South Africa’s alternative stock exchange ZAR X is in talks with Johannesburg Stock Exchange (JSE)-listed companies to transfer their entire listings from the country’s main bourse to its trading platform. 

In an interview with M&A Africa on Wednesday, ZAR X CEO Etienne Nel (pictured) said “a couple” of JSE-listed companies, which he didn’t name, have already expressed interest in transferring their listings to the stock exchange he runs. 

“We are talking to a couple of JSE companies to possibly transfer their listing to us. They would be moving their entire listing from the JSE to ZAR X,” said Etienne. 
 
“People in the investment community have asked us if we can do this. Effectively, it is akin to transferring your bank account. It is like moving from Bank A to Bank B.”

If ZAR X’s talks are successful, it might cement itself as the main competitor of the JSE, which had a monopoly in the bourse space for many decades. 

With South Africa having around 370 listed companies, Etienne didn’t mention how many companies ZAR X is targeting for its trading platform because its talks with JSE-listed companies are still at an early stage.   

However, he said there is a “positive” appetite from companies to transfer their listing to ZAR X because of the high and ongoing compliance costs associated with being a publicly owned company. And a difficult South African economy, which is biting into company profits, is forcing companies to cut costs and seek alternative ways of being publicly owned but at a lower cost. 

“We reckon that to maintain a listing on ZAR X, it would be 70 to 80 percent cheaper,” said Etienne.  “Because the economy is tough, there are companies that made R30-million in profit after tax for many years but are now making R15-million and their cost of listing is still a high expense.  A lot of companies are saying that the cost of listing is 20 percent of their profit after tax.”

For example, there are costs for brokers and companies to participate in the JSE. 

For brokers, the JSE has a connection fee, transaction fee, clearing fee, broker deal accounting fee, and real-time price data fee. Meanwhile, companies pay fees to the JSE for being listed including, among others, publishing notices about financial results and other company-related matters on its regulatory news service. 

But ZAR X has pitched itself as a platform that reduces listing costs through, among other ways, imploring companies to publish their financial results online and not print them in newspapers. 

“We also tell companies that they can have a digital annual general meeting instead of having a physical one where they have to rent a room.

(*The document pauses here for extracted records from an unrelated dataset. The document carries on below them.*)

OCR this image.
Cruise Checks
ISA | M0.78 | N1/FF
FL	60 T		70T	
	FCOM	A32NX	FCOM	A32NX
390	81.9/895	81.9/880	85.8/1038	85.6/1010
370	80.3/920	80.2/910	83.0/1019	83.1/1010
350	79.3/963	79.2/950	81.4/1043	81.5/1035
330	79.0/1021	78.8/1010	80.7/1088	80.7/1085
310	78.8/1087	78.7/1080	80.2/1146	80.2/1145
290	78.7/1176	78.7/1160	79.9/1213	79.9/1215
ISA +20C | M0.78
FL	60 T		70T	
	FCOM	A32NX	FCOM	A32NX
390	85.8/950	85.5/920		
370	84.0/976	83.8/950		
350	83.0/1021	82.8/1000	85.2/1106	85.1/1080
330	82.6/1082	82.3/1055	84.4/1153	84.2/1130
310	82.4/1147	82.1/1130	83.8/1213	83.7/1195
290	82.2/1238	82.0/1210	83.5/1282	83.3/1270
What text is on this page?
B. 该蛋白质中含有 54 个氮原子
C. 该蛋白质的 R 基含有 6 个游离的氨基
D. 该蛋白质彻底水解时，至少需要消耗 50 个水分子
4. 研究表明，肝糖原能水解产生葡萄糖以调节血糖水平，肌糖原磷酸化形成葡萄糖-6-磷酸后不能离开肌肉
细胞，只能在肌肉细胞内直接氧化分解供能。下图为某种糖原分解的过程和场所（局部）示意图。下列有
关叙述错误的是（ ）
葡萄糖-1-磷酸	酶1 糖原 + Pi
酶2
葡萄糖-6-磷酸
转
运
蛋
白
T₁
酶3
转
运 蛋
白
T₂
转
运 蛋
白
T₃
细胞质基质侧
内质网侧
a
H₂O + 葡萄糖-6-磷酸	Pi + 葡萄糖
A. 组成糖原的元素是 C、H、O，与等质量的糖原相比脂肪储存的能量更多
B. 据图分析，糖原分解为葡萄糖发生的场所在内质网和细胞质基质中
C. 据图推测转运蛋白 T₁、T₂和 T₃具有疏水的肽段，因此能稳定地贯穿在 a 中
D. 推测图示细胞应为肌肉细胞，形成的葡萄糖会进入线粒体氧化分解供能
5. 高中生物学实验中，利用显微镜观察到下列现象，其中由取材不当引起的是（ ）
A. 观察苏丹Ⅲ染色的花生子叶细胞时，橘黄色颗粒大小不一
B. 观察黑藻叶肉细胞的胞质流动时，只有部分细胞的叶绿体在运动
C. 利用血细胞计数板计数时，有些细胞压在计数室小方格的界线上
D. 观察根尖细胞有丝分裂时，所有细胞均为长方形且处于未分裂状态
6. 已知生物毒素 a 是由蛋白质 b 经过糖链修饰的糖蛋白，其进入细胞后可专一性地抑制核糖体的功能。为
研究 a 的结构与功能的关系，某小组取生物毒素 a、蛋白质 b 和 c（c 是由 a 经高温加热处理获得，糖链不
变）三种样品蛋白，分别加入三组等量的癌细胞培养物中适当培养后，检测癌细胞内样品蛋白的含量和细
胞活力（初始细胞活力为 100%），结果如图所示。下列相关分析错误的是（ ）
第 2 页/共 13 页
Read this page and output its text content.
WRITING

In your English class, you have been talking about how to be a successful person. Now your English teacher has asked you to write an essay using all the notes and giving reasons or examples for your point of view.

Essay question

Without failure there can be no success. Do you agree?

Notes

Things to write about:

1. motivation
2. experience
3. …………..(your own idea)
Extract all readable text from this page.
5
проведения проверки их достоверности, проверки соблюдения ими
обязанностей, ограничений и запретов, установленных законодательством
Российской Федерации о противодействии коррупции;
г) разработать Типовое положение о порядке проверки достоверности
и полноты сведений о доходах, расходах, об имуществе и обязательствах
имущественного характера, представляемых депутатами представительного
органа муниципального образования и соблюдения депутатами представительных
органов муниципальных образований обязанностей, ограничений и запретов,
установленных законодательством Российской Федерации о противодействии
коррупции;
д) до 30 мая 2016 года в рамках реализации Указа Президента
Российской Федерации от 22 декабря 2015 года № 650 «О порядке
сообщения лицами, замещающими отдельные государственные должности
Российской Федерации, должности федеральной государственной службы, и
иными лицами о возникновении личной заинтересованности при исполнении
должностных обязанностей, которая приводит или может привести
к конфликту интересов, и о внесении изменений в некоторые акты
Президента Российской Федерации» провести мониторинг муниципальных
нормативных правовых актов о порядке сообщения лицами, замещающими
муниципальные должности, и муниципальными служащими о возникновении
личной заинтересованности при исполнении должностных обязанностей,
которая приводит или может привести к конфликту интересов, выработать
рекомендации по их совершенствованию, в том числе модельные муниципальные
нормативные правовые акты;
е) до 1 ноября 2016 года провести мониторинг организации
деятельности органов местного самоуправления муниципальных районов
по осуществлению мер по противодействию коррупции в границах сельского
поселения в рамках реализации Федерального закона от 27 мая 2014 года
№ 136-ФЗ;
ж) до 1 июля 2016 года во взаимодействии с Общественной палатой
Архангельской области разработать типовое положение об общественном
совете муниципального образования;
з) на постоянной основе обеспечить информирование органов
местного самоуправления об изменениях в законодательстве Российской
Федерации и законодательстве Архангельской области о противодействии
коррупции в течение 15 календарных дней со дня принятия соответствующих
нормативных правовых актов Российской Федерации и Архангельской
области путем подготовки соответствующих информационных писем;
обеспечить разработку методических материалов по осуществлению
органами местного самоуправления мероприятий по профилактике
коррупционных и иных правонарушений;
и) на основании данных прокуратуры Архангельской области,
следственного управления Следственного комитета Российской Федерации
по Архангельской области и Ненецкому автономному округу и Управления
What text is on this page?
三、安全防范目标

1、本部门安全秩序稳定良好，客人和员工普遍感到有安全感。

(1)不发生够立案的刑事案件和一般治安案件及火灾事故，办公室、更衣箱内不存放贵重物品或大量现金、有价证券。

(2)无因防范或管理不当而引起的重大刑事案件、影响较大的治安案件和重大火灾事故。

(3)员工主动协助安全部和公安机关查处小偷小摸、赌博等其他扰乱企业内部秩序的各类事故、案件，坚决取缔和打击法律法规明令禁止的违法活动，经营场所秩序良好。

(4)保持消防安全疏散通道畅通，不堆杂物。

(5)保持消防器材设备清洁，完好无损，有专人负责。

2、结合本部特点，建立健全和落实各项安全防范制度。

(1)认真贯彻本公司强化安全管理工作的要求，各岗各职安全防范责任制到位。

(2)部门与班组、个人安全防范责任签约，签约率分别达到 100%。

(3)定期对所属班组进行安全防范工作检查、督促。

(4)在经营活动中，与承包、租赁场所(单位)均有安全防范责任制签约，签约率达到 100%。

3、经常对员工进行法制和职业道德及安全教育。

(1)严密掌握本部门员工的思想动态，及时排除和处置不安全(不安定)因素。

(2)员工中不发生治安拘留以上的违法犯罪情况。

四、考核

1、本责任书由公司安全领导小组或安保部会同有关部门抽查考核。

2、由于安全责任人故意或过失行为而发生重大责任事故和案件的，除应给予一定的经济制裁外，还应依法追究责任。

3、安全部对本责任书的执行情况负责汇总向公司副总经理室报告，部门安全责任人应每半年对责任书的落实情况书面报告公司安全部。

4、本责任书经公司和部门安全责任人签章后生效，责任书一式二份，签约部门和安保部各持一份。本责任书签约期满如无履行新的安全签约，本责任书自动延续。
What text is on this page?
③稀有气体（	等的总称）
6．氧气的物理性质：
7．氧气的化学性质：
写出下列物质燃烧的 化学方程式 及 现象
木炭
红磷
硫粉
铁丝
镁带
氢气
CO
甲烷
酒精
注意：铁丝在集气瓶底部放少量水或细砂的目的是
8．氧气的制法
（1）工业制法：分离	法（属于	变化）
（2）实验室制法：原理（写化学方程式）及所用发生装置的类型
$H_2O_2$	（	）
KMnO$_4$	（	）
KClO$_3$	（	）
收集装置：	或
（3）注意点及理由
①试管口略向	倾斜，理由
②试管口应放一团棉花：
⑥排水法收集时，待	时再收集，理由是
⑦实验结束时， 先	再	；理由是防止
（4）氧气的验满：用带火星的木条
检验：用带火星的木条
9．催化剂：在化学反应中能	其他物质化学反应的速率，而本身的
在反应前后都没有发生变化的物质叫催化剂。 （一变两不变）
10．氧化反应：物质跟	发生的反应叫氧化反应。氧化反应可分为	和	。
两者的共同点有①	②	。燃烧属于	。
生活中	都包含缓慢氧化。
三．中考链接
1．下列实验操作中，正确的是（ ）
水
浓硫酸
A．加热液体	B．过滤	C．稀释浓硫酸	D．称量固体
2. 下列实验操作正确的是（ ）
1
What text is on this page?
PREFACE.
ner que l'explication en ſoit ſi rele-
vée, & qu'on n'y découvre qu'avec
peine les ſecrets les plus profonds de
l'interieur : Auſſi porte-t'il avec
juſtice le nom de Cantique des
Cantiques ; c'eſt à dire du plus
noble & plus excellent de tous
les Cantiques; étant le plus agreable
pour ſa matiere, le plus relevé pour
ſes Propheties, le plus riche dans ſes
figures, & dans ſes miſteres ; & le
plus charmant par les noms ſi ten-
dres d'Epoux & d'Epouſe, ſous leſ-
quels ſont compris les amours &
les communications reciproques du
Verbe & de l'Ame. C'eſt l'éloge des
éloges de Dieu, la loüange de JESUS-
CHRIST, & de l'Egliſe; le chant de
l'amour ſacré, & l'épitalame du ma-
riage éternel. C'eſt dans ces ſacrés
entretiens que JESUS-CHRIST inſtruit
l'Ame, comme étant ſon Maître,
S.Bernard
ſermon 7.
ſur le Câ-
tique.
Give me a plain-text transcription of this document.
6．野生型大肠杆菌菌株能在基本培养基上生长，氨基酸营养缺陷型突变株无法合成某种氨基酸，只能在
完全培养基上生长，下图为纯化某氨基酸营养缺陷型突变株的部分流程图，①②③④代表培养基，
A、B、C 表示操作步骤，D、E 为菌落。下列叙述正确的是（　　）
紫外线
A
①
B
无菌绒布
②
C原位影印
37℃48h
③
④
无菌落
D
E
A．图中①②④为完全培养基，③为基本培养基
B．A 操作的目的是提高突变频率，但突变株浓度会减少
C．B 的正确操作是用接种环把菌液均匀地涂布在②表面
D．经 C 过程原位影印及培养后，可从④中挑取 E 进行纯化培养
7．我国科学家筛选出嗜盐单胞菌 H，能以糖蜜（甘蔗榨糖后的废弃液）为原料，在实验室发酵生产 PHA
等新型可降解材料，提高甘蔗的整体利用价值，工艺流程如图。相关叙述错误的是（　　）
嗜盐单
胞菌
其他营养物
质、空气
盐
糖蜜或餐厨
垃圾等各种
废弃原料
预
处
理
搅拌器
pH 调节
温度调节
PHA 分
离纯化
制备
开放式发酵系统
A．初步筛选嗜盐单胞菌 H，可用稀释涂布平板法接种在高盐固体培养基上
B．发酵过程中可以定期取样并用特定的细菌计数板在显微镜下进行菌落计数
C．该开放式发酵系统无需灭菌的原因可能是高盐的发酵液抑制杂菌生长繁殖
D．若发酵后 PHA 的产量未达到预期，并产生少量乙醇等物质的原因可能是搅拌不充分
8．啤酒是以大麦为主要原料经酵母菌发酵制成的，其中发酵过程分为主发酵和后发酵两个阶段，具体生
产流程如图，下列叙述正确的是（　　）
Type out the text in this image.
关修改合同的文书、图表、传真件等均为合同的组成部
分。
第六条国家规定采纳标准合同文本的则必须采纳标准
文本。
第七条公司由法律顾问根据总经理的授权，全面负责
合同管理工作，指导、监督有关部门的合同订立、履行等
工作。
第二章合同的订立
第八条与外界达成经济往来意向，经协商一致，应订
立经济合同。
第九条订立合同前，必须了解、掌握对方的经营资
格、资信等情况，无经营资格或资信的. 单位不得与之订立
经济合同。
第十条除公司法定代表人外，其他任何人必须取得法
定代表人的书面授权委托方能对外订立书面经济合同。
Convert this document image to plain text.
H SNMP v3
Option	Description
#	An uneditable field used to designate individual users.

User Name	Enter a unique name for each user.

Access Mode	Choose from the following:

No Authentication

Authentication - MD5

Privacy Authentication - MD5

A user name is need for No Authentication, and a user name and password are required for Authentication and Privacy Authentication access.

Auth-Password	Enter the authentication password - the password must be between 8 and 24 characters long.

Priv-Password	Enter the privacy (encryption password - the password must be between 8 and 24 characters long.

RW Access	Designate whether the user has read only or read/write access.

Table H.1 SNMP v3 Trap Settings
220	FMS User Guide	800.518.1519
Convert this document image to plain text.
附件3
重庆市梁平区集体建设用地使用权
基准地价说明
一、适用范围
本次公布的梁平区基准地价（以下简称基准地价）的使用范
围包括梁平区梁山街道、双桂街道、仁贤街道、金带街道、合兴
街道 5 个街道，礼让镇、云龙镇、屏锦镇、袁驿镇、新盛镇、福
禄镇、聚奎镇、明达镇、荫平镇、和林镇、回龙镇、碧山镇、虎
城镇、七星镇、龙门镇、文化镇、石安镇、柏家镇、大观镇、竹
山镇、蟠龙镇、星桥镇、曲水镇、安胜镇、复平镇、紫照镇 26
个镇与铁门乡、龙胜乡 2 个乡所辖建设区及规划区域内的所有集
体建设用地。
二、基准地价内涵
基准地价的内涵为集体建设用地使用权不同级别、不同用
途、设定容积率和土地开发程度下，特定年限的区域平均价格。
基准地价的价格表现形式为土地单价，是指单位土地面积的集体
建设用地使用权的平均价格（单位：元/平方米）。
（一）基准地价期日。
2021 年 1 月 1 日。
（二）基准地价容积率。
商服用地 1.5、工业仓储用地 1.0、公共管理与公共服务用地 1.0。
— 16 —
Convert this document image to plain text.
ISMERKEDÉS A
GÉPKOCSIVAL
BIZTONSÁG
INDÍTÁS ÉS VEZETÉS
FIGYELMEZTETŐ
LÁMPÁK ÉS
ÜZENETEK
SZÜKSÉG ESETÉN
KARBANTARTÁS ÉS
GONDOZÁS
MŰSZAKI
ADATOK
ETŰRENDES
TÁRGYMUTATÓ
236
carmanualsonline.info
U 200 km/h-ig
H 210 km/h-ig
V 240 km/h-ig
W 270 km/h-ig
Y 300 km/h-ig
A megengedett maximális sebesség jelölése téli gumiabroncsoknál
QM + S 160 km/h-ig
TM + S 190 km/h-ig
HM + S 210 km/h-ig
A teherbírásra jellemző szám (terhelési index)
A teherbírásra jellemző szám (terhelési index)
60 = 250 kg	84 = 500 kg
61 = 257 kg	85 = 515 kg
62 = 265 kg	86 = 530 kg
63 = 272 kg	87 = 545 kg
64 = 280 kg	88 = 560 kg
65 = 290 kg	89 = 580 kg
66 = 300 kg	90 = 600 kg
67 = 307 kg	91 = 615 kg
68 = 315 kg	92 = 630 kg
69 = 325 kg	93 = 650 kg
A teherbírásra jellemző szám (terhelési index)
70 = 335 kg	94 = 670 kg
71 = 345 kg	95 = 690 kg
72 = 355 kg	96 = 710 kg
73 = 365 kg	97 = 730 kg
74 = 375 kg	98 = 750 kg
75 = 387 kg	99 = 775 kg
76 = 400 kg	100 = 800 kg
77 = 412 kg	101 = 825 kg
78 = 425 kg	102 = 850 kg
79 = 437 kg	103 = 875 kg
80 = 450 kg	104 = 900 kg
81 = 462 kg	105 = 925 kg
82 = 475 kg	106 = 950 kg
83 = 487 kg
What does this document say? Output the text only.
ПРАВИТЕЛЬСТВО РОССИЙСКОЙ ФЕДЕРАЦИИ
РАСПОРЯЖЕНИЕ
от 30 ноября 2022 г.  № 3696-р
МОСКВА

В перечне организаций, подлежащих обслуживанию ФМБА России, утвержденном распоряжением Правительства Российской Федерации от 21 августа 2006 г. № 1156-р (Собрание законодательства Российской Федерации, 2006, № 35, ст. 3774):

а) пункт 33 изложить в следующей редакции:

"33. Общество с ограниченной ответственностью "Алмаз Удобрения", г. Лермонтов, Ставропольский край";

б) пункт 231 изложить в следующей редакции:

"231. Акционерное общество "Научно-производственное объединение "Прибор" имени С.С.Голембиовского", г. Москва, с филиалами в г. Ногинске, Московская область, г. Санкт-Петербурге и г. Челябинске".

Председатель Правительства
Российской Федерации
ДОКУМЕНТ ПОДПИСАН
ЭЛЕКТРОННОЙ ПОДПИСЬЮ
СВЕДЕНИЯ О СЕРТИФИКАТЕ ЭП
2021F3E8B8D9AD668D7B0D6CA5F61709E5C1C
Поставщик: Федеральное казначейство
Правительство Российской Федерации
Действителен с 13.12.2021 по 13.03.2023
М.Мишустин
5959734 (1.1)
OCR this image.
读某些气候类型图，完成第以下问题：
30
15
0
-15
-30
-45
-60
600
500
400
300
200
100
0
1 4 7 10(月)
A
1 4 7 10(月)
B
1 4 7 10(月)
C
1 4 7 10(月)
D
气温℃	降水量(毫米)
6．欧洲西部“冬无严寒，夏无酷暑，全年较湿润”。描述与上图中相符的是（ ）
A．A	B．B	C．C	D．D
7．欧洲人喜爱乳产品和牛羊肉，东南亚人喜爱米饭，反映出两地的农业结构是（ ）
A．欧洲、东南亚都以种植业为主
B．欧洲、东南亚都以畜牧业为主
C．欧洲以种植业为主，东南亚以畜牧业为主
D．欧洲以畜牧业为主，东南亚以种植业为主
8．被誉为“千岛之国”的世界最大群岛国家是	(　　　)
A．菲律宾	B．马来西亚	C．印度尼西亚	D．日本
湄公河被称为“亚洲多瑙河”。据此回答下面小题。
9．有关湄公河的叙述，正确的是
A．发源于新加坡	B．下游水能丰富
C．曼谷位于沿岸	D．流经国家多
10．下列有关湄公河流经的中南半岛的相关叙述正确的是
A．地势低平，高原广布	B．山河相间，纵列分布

These bring additional costs savings, which makes listing on ZAR X compelling.”

ZAR X was the first of four new stock exchanges to be launched in South Africa in 2017 (although it was granted a regulatory licence in August 2016), in what is the first challenge in decades to the JSE’s dominance. Its debut was followed by the take-offs of 4 Africa Exchange, A2X Markets and Equity Express Securities Exchange.

But ZAR X is the first to make a bold target of possibly transferring the listings of companies from the JSE to its platform. Its competitor, A2X Markets, doesn’t intend to replace the JSE as it offers companies that are primarily listed on the JSE a secondary listing on its platform.

Etienne said companies are still intimidated by alternative exchanges, even though some have built a track record for several years. 

While few dispute that the alternative exchanges will promote competition and financial inclusion, there are still concerns about whether they have the adequate technology infrastructure to carry large trading volumes. 

But Etienne dismissed this. “Our systems can do north of 250 trades per second, which is the same level of trades the JSE does on futures contracts. For example, we could list Prosus tomorrow and our systems would be able to handle it.” 

Prosus is the internet business of media company Naspers, which houses Naspers’ the stake in Tencent, the world’s biggest video game company. Prosus recently listed in Amsterdam. 

In addition to targeting JSE-listed companies, ZAR X also plans to launch a unit trust trading platform. Using blockchain technology, it plans to launch a platform that will allow members of the public to directly buy and sell a wide range of unit trusts.